Changement climatique

De nouvelles déceptions à Doha

Le résultat loin de satisfaire les représentants de la majorité de l’humanité

Céline Tabou / 10 décembre 2012

Les négociations des pays membres des Nations Unies sur le changement climatique ont pris fin le 8 décembre, avec un accord symbolique vis-à-vis de l’acte II de Kyoto. La présidence qatarie de la conférence a fait adopter cet accord qui "n’est pas à la hauteur de l’urgence climatique", pour la ministre française de l’Environnement, Delphine Batho.

Avec un jour de retard, la conférence s’est clôturée samedi sur des différends entre les pays développés et les pays en développement. En effet, le « faible engagement des pays développés à l’aide financière aux pays en développement » contrarie les pays en voie de développement et les émergents.

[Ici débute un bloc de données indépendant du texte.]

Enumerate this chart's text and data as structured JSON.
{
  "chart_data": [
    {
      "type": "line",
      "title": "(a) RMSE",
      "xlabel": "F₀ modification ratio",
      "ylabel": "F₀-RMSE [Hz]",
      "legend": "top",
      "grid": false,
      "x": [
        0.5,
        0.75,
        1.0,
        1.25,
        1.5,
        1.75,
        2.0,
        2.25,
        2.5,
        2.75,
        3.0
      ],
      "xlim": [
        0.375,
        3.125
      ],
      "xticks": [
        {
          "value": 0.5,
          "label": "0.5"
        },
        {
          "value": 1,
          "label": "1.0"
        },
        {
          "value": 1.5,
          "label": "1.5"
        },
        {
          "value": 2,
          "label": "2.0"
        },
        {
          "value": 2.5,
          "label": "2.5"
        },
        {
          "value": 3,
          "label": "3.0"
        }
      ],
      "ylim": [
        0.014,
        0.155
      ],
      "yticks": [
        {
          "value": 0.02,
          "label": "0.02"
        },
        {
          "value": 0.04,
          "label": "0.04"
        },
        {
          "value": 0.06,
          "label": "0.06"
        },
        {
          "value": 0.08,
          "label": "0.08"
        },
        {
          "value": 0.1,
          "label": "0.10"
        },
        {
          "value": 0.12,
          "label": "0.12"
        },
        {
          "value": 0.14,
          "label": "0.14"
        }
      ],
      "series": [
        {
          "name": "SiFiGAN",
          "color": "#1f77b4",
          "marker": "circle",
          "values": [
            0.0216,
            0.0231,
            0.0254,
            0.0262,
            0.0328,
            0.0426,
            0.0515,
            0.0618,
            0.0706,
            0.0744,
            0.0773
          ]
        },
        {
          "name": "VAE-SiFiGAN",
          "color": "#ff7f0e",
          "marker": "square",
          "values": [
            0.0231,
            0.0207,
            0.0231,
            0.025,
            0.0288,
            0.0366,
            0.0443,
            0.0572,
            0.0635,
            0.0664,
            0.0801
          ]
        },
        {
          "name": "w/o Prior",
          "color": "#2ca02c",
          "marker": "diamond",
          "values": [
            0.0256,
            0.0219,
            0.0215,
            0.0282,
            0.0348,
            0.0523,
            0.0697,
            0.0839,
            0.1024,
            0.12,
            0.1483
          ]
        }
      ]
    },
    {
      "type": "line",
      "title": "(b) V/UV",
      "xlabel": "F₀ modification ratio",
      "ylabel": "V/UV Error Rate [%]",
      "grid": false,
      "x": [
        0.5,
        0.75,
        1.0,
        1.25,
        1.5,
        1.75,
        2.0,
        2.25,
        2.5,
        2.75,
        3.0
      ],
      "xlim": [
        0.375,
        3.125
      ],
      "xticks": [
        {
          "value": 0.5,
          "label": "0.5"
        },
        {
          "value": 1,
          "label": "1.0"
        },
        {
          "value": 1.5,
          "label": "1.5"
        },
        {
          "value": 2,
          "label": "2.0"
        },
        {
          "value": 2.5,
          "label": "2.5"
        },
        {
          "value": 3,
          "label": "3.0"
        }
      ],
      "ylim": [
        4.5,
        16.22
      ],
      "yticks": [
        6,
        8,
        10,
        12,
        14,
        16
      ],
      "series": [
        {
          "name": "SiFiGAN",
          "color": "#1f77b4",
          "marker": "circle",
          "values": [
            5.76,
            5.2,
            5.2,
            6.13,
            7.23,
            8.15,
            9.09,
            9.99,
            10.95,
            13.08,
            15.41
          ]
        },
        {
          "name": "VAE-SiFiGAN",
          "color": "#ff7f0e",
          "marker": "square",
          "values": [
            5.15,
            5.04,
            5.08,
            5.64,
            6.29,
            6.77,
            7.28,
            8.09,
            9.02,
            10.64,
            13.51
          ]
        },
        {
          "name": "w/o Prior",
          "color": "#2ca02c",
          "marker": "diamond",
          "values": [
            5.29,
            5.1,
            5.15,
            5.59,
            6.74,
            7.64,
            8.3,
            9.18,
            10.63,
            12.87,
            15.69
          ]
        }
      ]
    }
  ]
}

« Un coup de force » de la part du Qatar

L’accord sur l’acte II de Kyoto, acté par le Qatar, a entraîné une série de contestations de la part de la Russie, Biélorussie et de l’Ukraine, qui s’opposent à la décision de prolonger le Protocole de Kyoto au-delà de 2012. Abrégeant les négociations qui s’éternisaient à Doha, le président de la conférence et vice-Premier ministre qatari Abdallah al-Attiya est monté à la tribune, a adopté une série de textes en discussion depuis ce 26 novembre par plus de 190 pays, prenant de court l’ensemble des délégations.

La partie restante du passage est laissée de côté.